Almost every morning, first thing, I get out of bed, walk downstairs, and straight to the cabinet where I keep my coffee mugs. Some mugs are normal-sized, and some are bowls with handles, depending on the anticipated difficulty of the day ahead. I fill my chosen mug with filtered water from the fridge, and then I pour the water from my mug into my stovetop tea kettle and turn the burner on to the lowest setting.
That gives me enough time to feed my six cats, who escorted me down the stairs, put our rat terrier Daisy outside to do her doggy stuff, unload and load the dishwasher, let Daisy back inside, feed the outside cats (the order of these events is crucial, because Daisy prefers Special Kitty brand food for some reason), and maybe wipe my counters by the time my tea kettle starts whistling. I then make my coffee with an Aeropress, but to spare myself from having to describe what that is and how it works, let’s just imagine that I use a french press, which is roughly the same concept, but not as amazing.
After I make my coffee, with no cream or sugar, hot enough to burn away the pain of yesterday, I take it with me to the laundry room to fold laundry and put in another load. Since I have a one-track mind, I have not touched my coffee, and it is now cold, so the pain of yesterday remains. But now, I have done enough around the house to justify sitting down, and so I nuke my coffee for a minute and gulp it all down on the couch.
On the one morning of the week when my husband Kegan is off on the same day as me, Sunday, I get to drink hot coffee, because I can’t justify doing housework when I can sit and watch Law & Order with my husband.

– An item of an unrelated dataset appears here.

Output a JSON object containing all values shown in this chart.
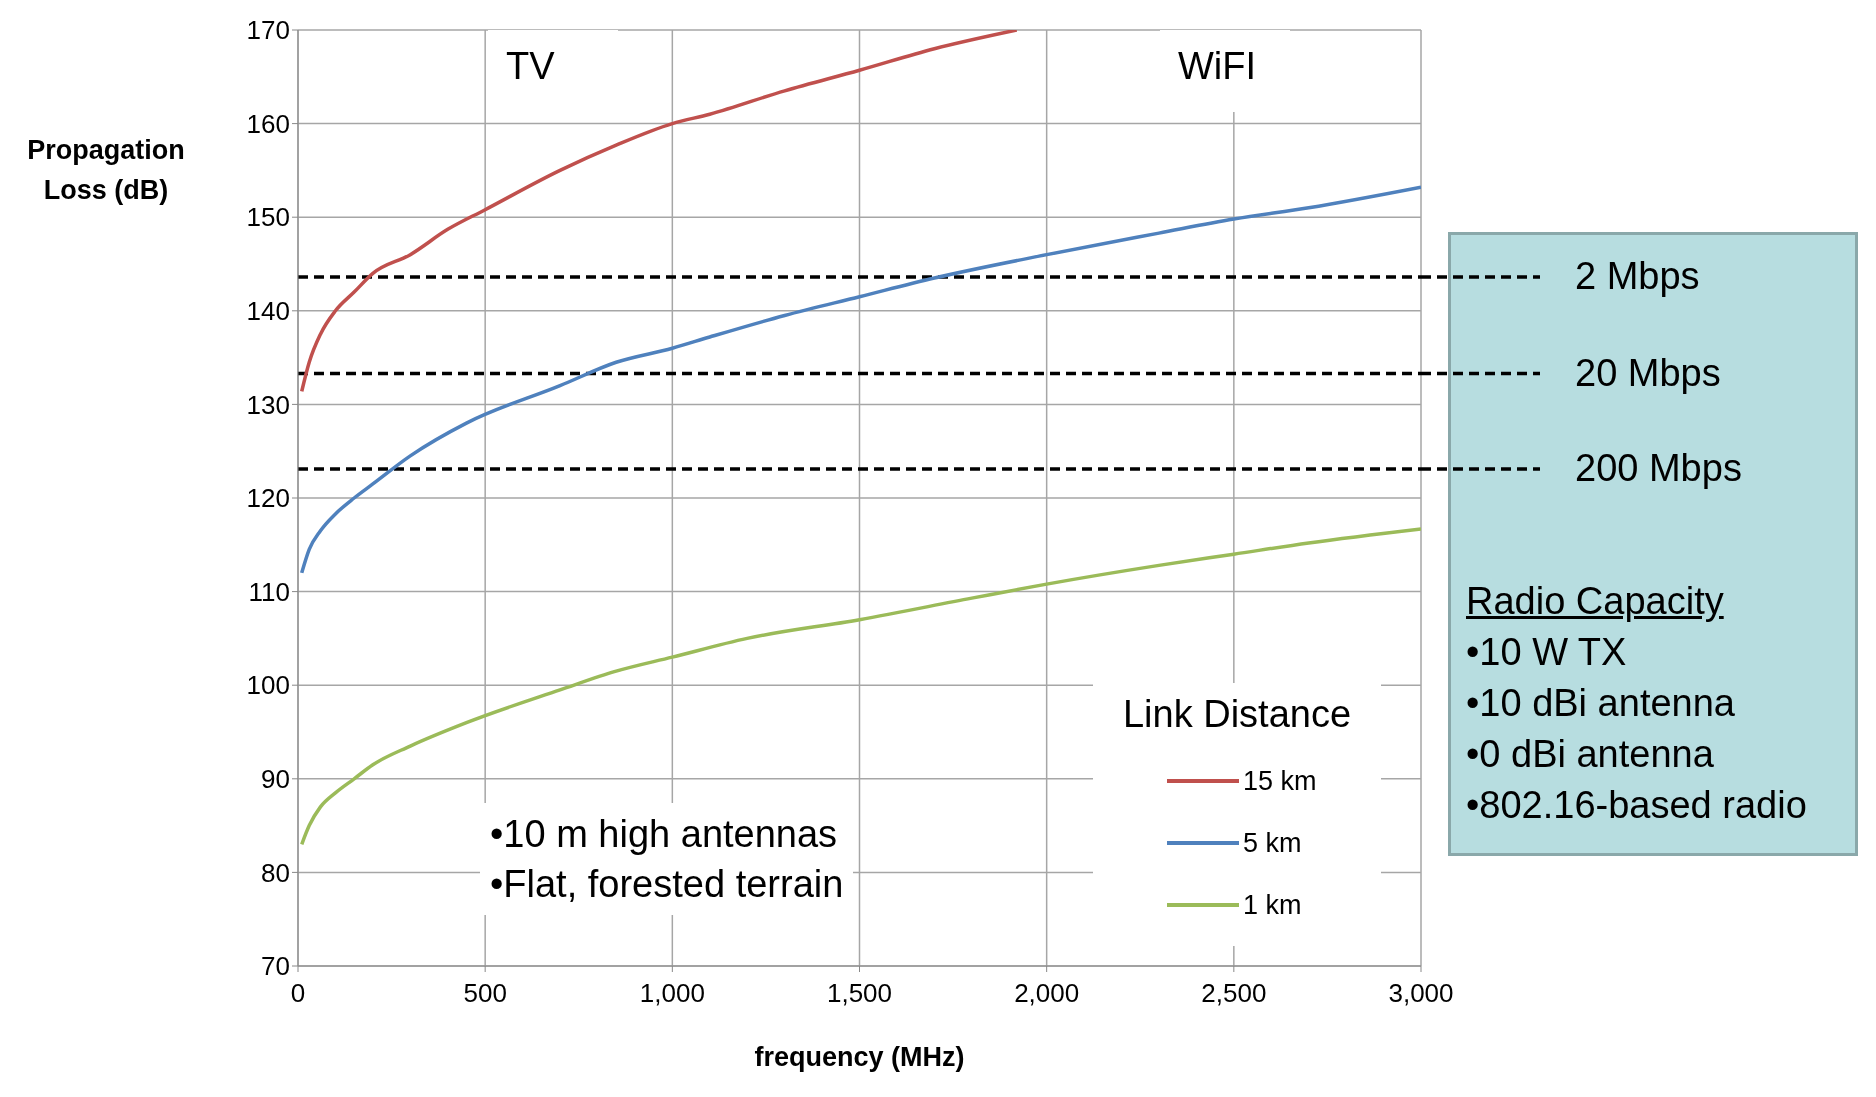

Tuesday morning, Kegan asked if I had already put my water on the stove for coffee--I can’t remember the reason--and I told him 'no', and totally unprompted, he filled the stovetop teakettle completely with water and turned it up on high to make it boil faster. I still had to work my coffee contraption by myself, but I had coffee in five minutes that morning. I usually only put enough water in the kettle for one serving, but there was so much water left over in the kettle that I re-boiled it the next morning and used that, smiling to myself a little.
Even when he doesn’t know exactly how I want something done, I appreciate when he goes out of his way to do something for me or recalls a minor detail from a conversation. Over the winter, I would order a mocha latte with lunch, and when I came home late from work at midnight one night, I found a McDonald’s bag of food for me on the counter with a mocha latte. Even though it was hardly the time of day for coffee, I drank it anyway, and I loved Kegan for remembering that I liked them.

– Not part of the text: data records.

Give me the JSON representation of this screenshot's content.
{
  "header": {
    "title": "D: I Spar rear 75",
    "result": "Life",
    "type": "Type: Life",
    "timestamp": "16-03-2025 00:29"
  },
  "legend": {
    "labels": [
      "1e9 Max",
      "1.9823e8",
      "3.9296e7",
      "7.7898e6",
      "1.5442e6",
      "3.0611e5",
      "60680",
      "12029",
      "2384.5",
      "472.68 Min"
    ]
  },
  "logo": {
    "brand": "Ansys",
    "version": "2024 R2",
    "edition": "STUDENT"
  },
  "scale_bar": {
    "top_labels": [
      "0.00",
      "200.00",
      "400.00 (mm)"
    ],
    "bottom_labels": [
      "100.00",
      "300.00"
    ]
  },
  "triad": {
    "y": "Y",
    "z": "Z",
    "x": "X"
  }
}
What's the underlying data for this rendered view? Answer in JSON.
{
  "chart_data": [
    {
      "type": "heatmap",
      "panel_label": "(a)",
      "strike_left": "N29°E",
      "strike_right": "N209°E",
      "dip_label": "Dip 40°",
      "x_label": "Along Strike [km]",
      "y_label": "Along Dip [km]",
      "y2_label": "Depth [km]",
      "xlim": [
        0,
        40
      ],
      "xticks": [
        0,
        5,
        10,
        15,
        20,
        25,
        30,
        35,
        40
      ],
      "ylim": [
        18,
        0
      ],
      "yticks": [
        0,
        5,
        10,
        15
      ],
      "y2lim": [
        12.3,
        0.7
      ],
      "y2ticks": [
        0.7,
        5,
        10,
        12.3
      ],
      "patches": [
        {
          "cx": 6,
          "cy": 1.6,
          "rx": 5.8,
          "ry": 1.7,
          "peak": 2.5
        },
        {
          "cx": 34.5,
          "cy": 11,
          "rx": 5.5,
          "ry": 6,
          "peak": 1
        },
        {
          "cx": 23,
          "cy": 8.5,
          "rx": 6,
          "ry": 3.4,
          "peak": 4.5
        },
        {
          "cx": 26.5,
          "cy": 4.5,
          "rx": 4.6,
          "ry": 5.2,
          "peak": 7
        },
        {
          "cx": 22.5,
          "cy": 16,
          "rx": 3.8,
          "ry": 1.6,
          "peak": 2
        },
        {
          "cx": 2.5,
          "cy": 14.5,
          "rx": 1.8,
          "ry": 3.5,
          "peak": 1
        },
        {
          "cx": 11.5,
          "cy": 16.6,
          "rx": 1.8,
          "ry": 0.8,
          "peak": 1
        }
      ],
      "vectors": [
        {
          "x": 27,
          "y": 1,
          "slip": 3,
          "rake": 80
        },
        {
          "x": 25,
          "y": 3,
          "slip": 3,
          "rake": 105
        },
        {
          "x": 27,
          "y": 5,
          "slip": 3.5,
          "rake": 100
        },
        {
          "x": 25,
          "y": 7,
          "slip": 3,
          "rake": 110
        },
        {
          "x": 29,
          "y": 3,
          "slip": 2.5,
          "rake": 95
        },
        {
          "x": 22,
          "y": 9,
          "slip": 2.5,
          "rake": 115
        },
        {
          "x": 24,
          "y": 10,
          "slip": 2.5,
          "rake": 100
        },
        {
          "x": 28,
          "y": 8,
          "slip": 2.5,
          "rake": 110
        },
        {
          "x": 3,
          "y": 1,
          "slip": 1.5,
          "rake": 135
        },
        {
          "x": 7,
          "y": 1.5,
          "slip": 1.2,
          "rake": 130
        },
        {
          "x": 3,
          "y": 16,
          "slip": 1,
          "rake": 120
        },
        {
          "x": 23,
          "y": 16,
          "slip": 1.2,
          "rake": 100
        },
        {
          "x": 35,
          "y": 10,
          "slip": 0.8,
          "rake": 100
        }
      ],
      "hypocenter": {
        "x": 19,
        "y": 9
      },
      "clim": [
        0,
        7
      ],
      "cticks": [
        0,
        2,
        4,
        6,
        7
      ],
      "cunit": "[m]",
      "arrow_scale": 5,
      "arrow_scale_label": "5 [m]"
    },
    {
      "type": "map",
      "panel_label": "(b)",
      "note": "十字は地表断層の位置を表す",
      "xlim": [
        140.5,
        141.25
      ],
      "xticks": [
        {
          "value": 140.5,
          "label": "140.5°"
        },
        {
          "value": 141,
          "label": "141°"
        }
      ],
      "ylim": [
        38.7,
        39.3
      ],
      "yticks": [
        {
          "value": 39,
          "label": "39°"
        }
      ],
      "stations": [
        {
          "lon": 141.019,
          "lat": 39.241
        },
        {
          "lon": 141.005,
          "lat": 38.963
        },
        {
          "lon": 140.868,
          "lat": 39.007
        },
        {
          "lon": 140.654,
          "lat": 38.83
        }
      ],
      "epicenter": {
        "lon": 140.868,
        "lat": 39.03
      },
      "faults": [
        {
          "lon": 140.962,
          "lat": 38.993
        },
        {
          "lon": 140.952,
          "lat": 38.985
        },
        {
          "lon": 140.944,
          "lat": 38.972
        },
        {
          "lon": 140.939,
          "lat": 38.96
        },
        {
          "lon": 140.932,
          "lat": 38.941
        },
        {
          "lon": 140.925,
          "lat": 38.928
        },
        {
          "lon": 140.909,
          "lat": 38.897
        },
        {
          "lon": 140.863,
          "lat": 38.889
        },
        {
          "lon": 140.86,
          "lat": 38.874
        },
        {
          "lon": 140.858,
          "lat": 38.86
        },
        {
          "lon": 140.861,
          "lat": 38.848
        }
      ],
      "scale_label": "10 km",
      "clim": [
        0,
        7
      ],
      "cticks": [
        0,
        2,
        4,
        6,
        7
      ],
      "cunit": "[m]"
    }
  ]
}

When I started my first full-time job, I was afraid of how it would impact our marriage. His parents divorced when he was young, and my mom stayed at home, so I felt that I didn’t have a healthy model for our marriage. When I let dinner get cold or have to leave unexpectedly for an assignment, I feel like a deadbeat husband from a sitcom--but I also remember that my husband works more than I do. He is sometimes a few minutes late, and I never hold it against him.

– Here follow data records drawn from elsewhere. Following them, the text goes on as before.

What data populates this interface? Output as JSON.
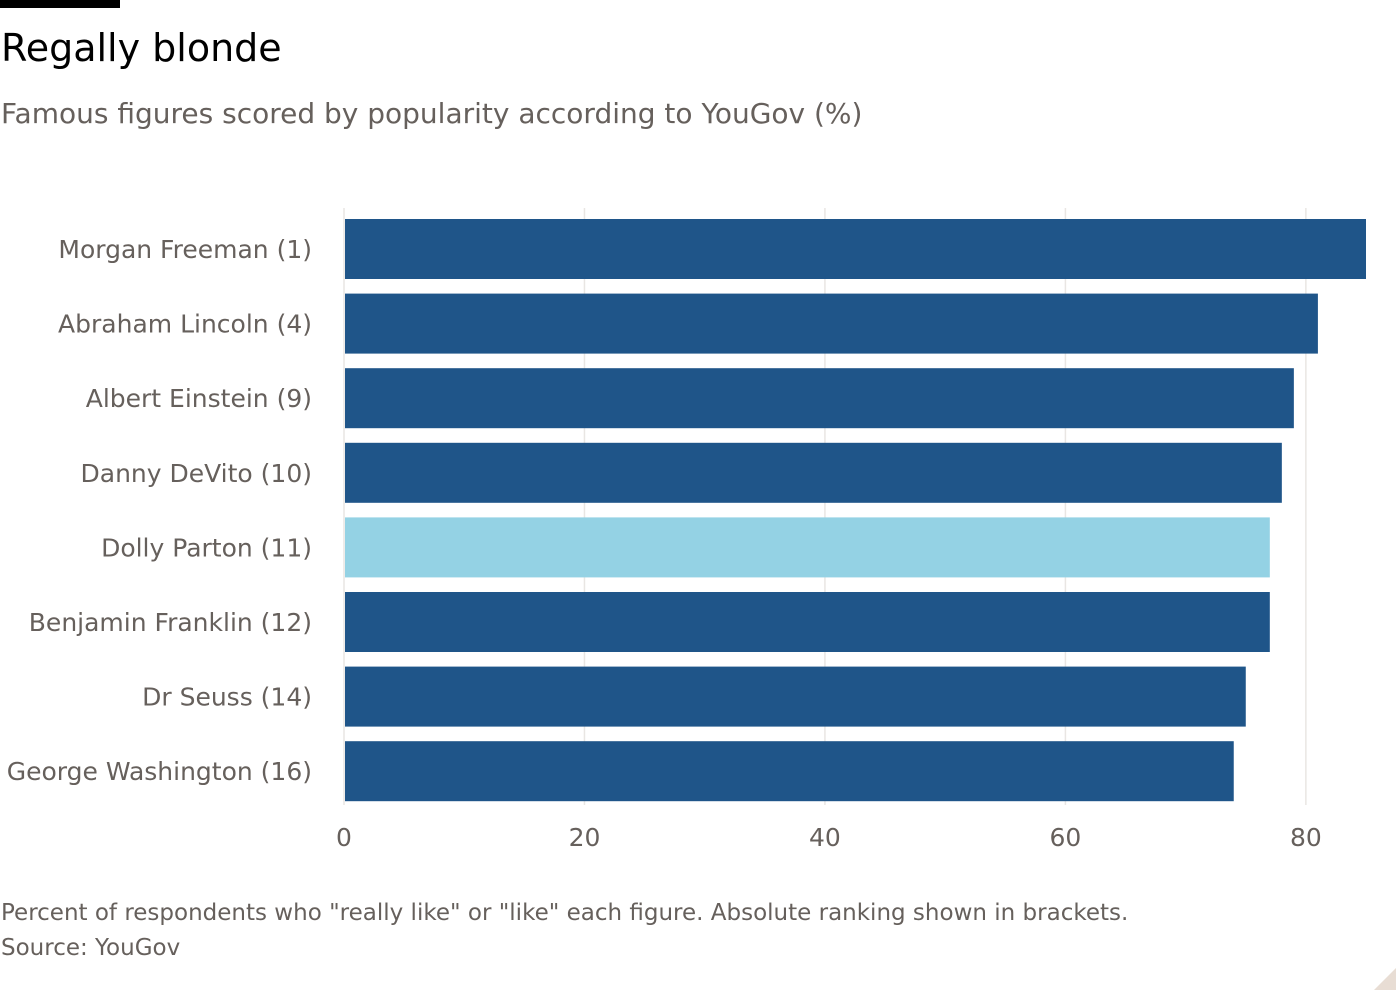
{
  "header": {
    "title": "Regally blonde",
    "subtitle": "Famous figures scored by popularity according to YouGov (%)"
  },
  "footer": {
    "note": "Percent of respondents who \"really like\" or \"like\" each figure. Absolute ranking shown in brackets.",
    "source": "Source: YouGov"
  },
  "colors": {
    "bar": "#1f5589",
    "highlight": "#94d2e4",
    "grid": "#e9e6e3",
    "label": "#66605c"
  },
  "chart_data": {
    "type": "bar",
    "orientation": "horizontal",
    "title": "Regally blonde",
    "subtitle": "Famous figures scored by popularity according to YouGov (%)",
    "categories": [
      "Morgan Freeman (1)",
      "Abraham Lincoln (4)",
      "Albert Einstein (9)",
      "Danny DeVito (10)",
      "Dolly Parton (11)",
      "Benjamin Franklin (12)",
      "Dr Seuss (14)",
      "George Washington (16)"
    ],
    "values": [
      85,
      81,
      79,
      78,
      77,
      77,
      75,
      74
    ],
    "highlight_index": 4,
    "xlim": [
      0,
      85
    ],
    "xticks": [
      0,
      20,
      40,
      60,
      80
    ],
    "xlabel": "",
    "ylabel": "",
    "grid": true
  }
}
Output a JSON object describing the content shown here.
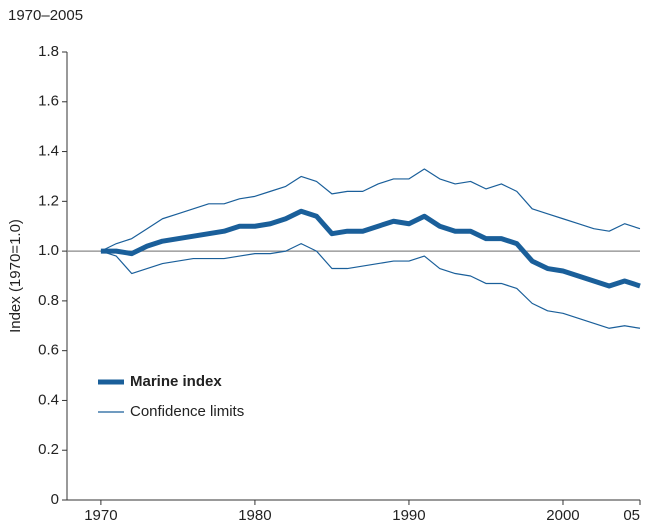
{
  "chart_data": {
    "type": "line",
    "title": "1970–2005",
    "y_label": "Index (1970=1.0)",
    "x": [
      1970,
      1971,
      1972,
      1973,
      1974,
      1975,
      1976,
      1977,
      1978,
      1979,
      1980,
      1981,
      1982,
      1983,
      1984,
      1985,
      1986,
      1987,
      1988,
      1989,
      1990,
      1991,
      1992,
      1993,
      1994,
      1995,
      1996,
      1997,
      1998,
      1999,
      2000,
      2001,
      2002,
      2003,
      2004,
      2005
    ],
    "series": [
      {
        "name": "Marine index",
        "color": "#1a5f9a",
        "values": [
          1.0,
          1.0,
          0.99,
          1.02,
          1.04,
          1.05,
          1.06,
          1.07,
          1.08,
          1.1,
          1.1,
          1.11,
          1.13,
          1.16,
          1.14,
          1.07,
          1.08,
          1.08,
          1.1,
          1.12,
          1.11,
          1.14,
          1.1,
          1.08,
          1.08,
          1.05,
          1.05,
          1.03,
          0.96,
          0.93,
          0.92,
          0.9,
          0.88,
          0.86,
          0.88,
          0.86
        ]
      },
      {
        "name": "Confidence limits",
        "color": "#1a5f9a",
        "values": [
          1.0,
          1.03,
          1.05,
          1.09,
          1.13,
          1.15,
          1.17,
          1.19,
          1.19,
          1.21,
          1.22,
          1.24,
          1.26,
          1.3,
          1.28,
          1.23,
          1.24,
          1.24,
          1.27,
          1.29,
          1.29,
          1.33,
          1.29,
          1.27,
          1.28,
          1.25,
          1.27,
          1.24,
          1.17,
          1.15,
          1.13,
          1.11,
          1.09,
          1.08,
          1.11,
          1.09
        ],
        "lower": [
          1.0,
          0.98,
          0.91,
          0.93,
          0.95,
          0.96,
          0.97,
          0.97,
          0.97,
          0.98,
          0.99,
          0.99,
          1.0,
          1.03,
          1.0,
          0.93,
          0.93,
          0.94,
          0.95,
          0.96,
          0.96,
          0.98,
          0.93,
          0.91,
          0.9,
          0.87,
          0.87,
          0.85,
          0.79,
          0.76,
          0.75,
          0.73,
          0.71,
          0.69,
          0.7,
          0.69
        ]
      }
    ],
    "xlim": [
      1967.8,
      2005
    ],
    "xticks": [
      1970,
      1980,
      1990,
      2000,
      {
        "value": 2005,
        "label": "05"
      }
    ],
    "ylim": [
      0,
      1.8
    ],
    "yticks": [
      0,
      0.2,
      0.4,
      0.6,
      0.8,
      {
        "value": 1,
        "label": "1.0"
      },
      1.2,
      1.4,
      1.6,
      1.8
    ],
    "reference_line": 1
  }
}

There is no way to predict the future, and the statistics on marriage scare me. From a standpoint of solely numbers, we have roughly a 50-50 chance of staying together. But numbers don’t account for the feeling of appreciation I get when Kegan goes out of his way for me out of care, or the excitement I feel when I see a bottle of wine he might like and imagine giving it to him. No matter what happens, I am grateful to have somebody who thinks about me as much as I think about him.